Brutale Anschlagserie gegen Lesben und Schwule erschüttert Rom

Nach einer Reihe schwulen- und lesbenfeindlicher Angriffe in Rom haben italienische Lesben- und Schwulenorganisationen heute abend zu einer Demonstration aufgerufen. Innerhalb von zwei Wochen gab es fünf schwere Angriffe gegen Homosexuelle – den letzten davon in der Nacht auf heute, als vier Unbekannte zwischen 20 und 25 Jahren zwei Brandsätze in ein Lokal in der Via San Giovanni in Laterano geworfen haben – zwei waren auf einem Motorrad unterwegs, zwei zu Fuß. Die Straße neben dem Kolosseum gilt als „Gay Street di Roma“, weil sich dort besonders viele Lokale und Shops angesiedelt haben. Bei dem Knallkörper-Angriff wurden mehrere Personen verletzt. Letzten Mittwoch wurde in dieser Straße bereits eine Lesbe vor mehreren Jugendlichen bedroht.
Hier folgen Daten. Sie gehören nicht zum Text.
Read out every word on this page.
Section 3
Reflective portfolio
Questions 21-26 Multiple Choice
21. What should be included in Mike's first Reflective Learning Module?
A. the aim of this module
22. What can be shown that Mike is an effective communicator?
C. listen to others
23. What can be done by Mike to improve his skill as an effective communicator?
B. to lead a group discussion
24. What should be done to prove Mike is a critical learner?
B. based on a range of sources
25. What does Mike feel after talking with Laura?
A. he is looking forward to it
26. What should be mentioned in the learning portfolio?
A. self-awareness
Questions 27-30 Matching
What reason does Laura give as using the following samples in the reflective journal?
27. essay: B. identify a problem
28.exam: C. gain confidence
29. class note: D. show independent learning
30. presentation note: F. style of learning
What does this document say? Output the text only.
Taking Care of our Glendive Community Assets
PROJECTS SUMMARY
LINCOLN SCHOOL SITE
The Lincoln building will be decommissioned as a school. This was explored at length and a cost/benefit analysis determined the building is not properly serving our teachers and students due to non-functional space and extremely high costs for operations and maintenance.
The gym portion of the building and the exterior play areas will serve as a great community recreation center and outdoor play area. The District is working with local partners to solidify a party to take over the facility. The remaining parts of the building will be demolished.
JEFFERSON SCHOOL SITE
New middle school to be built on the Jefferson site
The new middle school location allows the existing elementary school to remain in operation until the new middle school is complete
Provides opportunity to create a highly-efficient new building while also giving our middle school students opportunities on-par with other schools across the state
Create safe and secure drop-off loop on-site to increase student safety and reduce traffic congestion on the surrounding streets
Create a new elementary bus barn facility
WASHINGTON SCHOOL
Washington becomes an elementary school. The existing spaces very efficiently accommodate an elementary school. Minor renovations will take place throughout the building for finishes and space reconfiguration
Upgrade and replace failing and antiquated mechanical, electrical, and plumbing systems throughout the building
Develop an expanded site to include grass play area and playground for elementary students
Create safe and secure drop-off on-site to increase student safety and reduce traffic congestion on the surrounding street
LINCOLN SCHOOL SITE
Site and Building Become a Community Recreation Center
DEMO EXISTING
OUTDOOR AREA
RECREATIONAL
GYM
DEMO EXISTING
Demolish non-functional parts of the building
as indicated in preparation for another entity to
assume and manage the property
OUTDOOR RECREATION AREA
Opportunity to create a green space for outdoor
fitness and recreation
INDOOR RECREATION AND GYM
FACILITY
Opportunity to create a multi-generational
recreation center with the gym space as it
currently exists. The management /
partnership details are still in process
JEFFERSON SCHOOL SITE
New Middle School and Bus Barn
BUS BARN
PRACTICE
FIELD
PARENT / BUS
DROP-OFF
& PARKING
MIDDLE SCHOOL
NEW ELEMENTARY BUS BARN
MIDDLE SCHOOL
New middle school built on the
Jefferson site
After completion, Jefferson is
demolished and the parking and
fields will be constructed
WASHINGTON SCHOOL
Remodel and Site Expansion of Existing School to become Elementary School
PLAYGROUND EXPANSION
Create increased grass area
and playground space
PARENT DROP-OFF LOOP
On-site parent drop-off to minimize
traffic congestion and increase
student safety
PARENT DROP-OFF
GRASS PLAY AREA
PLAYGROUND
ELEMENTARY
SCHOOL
Vor zwei Wochen wurde ein schwules Paar, dass sich vor dem Eingang eines Lokals in Rom geküsst hat, von einem 40-jährigen Mann mit einem Messer angegriffen. Einer der Männer erlitt Kopfverletzungen, der andere schwere Verletzungen der inneren Organe. Eines der Opfer befindet sich noch in kritischem Zustand. Der Täter, ein amtsbekannter und vorbestrafter Rechtsradikaler, wurde festgenommen.

Letzten Mittwoch wurde außerdem eine Schwulendisco durch einen Brandanschlag zerstört. Das Lokal war zum Zeitpunkt der Attacke nicht geöffnet. Und letzte Woche wurde außerdem ein schwules Paar bei einem Streit um einen Parkplatz in Rimini verprügelt. Eines der Opfer ist ein bekannter italienischer Journalist, der sich für Lesben- und Schwulenrechte einsetzt.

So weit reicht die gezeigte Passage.